Non l'ha chiesto, non gliel'ho detto.

• Non avete parlato affatto?

Penso che parlare di HIV è ridicolo in una situazione come questa. Siamo nel 2000, non lo ha costretto nessuno. Non era un 18eene arrivato ieri dalla campagna, era un tizio di mezza età, in salute e sveglio. Quindi se mi ha chiesto di farlo senza preservativo ho concluso che doveva essere positivo anche lui - gran parte dei sieropositivi preferiscono farlo senza preservativo.

• Dopo il rapporto vi siete tenuti in contatto?

In questo caso sì, ci siamo scambiati i telefoni, mi piaceva. Io pensavo fosse sieropositivo. Quale gay nell'anno 2000 non ha sentito parlare di HIV o non usa condom? Intendo dire, lo sanno tutti.

• Forse lo stesso gay che pensa che se qualcuno voglia fare sesso senza protezioni debba essere per forza sieronegativo.

Non sono d'accordo. I sieronegativi sono quelli che hanno qualcosa da perdere. Noi sieropositivi non abbiamo nulla da perdere. Ho poi risentito quel tipo, e mi ha detto di essere negativo. Quando me lo chiedono di solito io mento. Non la vedo come mentire, mi dico che se non lo sanno non ci resteranno così male. E se l'hanno fatto una volta con me lo avranno già fatto altre volte e continueranno a farlo. Io sono solo uno della fila. Così di solito dico: "che ne so, non ho fatto il test". Poi vedranno loro come gestirsi. Così non rischio di rivelare informazioni su di me e legalmente non ho commesso alcun reato.
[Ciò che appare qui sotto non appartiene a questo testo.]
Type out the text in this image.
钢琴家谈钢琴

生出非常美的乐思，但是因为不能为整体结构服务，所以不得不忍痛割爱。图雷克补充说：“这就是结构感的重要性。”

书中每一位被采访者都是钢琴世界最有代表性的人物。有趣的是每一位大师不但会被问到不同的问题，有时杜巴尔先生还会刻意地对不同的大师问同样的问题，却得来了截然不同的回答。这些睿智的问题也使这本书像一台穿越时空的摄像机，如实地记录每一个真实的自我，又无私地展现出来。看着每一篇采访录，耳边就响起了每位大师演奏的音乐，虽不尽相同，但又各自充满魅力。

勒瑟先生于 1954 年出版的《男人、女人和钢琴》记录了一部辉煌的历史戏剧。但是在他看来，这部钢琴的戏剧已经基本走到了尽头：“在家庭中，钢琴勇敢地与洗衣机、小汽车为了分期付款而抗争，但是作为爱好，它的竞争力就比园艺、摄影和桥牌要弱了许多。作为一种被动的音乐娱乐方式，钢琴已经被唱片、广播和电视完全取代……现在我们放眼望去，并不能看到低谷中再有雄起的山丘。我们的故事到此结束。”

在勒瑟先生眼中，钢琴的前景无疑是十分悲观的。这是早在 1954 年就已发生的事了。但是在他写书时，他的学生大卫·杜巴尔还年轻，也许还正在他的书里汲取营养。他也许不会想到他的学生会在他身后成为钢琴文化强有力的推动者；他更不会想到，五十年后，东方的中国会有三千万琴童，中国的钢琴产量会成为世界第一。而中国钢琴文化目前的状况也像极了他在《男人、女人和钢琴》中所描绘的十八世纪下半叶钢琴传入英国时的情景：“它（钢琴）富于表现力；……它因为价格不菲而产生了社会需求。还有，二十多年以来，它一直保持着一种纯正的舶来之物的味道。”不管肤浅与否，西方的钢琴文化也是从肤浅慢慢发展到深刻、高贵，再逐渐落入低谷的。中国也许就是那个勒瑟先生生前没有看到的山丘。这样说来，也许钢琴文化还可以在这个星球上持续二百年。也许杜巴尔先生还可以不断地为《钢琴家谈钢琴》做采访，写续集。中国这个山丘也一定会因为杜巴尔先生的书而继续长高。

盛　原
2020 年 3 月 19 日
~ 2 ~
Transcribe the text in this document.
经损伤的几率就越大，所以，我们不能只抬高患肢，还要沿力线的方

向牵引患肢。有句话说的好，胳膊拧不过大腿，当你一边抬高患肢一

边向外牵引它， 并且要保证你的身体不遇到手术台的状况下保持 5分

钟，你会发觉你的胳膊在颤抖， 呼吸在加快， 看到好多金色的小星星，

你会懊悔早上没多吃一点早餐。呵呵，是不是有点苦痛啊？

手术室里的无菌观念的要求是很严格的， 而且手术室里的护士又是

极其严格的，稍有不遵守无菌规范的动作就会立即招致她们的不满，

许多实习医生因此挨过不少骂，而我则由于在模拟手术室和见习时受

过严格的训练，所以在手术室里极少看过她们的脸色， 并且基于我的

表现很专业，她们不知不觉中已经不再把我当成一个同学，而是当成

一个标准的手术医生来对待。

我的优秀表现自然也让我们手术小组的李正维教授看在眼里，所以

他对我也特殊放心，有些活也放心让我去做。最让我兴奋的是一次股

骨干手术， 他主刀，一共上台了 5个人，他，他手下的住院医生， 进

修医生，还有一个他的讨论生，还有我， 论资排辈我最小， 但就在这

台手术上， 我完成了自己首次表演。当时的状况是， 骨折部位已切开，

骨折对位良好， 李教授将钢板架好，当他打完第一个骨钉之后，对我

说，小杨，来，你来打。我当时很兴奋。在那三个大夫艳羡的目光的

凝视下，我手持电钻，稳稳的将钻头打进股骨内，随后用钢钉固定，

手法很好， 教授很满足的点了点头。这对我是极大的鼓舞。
• E quindi hai mentito a quel tizio?

No, quella volta chissà perché gli ho detto la verità. Non l'ho fatto per lui, l'ho fatto per me. Perchè ero stufo marcio di mentire, di sentirmi un cittadino di seconda categoria, quello infetto. Il sieropositivo è in qualche modo sempre il colpevole, il cattivo. E penso sia sbagliato. Io penso che in caso di trasmissione dovrebbero arrestare chi lo prende, non chi lo trasmette.

• Tornando alla storia, hai detto al tizio della sauna che eri positivo?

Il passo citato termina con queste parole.